Phoebe girò il capo e vide una donna con la pelle pallida e dei capelli rosa lunghi fino alle spalle. Faceva un inchino e indosso aveva un abito luccicante di un grigio trasparente e una collana di onice. La donna era scalza.
“Ti puoi alzare, Madison”, disse la creatura maschile. “Questa è Phoebe. Ha bisogno di essere istruita e preparata per i rituali di stanotte. Assicurati che comprenda mentre recupero ciò che emerso quando ero su Midgard.”

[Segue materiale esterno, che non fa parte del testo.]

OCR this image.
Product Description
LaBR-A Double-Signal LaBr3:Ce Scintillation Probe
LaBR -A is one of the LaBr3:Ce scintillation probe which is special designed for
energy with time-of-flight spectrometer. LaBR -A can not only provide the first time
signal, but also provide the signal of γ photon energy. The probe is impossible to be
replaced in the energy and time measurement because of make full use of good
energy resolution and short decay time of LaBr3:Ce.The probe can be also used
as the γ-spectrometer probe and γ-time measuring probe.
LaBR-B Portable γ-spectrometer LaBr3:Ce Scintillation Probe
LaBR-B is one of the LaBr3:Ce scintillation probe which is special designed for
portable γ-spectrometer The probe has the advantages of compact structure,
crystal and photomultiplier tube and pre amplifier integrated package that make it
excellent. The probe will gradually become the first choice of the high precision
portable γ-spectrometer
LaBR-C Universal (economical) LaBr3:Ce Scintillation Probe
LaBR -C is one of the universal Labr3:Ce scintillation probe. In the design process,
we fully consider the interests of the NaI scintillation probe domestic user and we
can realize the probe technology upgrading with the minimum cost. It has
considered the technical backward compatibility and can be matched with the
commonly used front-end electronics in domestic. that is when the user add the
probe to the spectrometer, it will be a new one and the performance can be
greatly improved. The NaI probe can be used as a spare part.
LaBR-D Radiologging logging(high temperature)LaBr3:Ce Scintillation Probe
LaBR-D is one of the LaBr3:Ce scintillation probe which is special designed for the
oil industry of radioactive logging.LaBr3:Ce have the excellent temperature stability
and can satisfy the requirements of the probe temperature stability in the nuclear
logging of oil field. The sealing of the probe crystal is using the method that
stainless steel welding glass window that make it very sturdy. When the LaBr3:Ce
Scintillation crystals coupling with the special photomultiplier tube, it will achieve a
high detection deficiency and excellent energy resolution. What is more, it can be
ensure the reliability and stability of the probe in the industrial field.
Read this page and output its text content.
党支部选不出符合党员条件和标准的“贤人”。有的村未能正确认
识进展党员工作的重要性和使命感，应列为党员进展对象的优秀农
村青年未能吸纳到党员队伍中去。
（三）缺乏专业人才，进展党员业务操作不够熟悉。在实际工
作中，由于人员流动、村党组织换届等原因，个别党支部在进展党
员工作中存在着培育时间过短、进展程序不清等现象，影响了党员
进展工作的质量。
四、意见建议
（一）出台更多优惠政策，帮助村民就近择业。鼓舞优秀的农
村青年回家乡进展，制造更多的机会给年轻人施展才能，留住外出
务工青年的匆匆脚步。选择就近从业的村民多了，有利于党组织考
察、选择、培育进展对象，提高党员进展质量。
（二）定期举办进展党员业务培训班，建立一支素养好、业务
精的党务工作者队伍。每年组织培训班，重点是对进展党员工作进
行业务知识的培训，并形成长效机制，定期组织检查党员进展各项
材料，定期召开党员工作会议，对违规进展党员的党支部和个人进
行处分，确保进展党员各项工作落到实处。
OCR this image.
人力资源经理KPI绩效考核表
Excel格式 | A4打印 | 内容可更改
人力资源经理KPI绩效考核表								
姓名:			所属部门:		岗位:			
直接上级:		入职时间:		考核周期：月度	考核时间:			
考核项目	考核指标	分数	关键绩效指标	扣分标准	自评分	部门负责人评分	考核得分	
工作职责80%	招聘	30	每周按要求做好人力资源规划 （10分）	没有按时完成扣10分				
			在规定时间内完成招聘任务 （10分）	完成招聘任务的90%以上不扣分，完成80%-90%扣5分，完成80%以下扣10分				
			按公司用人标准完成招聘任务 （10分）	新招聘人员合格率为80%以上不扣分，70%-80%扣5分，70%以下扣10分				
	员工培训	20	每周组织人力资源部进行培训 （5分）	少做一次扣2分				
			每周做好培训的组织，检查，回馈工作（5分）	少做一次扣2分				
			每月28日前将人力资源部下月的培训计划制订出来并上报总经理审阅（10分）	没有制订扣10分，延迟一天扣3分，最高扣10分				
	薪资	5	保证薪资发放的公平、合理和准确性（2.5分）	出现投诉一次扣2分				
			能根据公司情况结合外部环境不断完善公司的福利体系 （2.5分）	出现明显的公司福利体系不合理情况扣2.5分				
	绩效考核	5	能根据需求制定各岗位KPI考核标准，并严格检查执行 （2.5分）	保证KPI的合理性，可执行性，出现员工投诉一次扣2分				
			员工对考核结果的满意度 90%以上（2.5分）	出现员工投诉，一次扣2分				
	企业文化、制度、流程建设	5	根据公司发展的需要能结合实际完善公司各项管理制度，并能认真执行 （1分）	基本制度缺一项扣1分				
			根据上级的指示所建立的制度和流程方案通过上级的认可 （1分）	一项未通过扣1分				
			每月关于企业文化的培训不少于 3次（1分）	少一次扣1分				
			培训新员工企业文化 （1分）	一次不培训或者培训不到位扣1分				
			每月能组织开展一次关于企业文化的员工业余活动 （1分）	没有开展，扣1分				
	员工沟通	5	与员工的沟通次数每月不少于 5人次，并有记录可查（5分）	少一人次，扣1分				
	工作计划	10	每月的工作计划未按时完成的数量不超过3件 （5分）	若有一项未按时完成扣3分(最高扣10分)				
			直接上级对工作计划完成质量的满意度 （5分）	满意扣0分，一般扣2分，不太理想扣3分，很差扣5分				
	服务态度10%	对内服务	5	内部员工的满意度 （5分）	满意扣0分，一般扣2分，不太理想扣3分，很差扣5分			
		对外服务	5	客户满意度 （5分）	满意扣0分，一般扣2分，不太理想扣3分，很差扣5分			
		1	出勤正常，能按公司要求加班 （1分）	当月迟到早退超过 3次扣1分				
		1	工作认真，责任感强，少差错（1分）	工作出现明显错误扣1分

La donna, Madison, annuì e l’uomo fece qualche passo come per allontanarsi. Poi si voltò e attirò Phoebe tra le sue braccia. Prima che lei avesse il tempo di reagire, lui portò le proprie labbra su quelle di lei. Lei inspirò bruscamente al gesto inatteso e lui fece scivolare la lingua per assaporarla. Con gli occhi chiusi, emise un gemito, tirandosi indietro con un passo. “Così voluttuosa. Di certo tutte voi sarete altrettanto dolci.” Le afferrò la mano e si avvicino le nocche alle labbra per un bacio delicato. “Presto.” Questa volta quando si allontanò non tornò indietro, sparendo dietro l’angolo della…
“Oh mio Dio, è una caverna!”
“Si”, disse Madison, mettendosi accanto a lei. “Le caverne di Svartalfheim per esattezza.”
Phoebe l’ascoltò a malapena, guardandosi attorno sbalordita in una caverna decorata con soffici pellicce e cuscini. Grappoli di pallidi cristalli risplendevano su piedistalli ricavati dalla roccia. “Dove?”
“Forse dovremmo sederci.” Madison le mise un braccio attorno le spalle e la condusse a una panchina in una nicchia scavata nella parete e la invitò a sedersi con un cenno. “Dovrei cominciare con la mia storia perché è meno… be’. È di meno. Ci credi che è da un anno che sono stata trascinata sotto il mio letto e portata in queste caverne?”
Phoebe rimase a bocca aperta. “Sotto al letto?”
L’altra donna annuì, ridendo. “Già. Avevo un mostro sotto al letto e io l’ho invitato dentro al mio letto e poi mi ingannata convincendomi a andare a casa sua con lui.”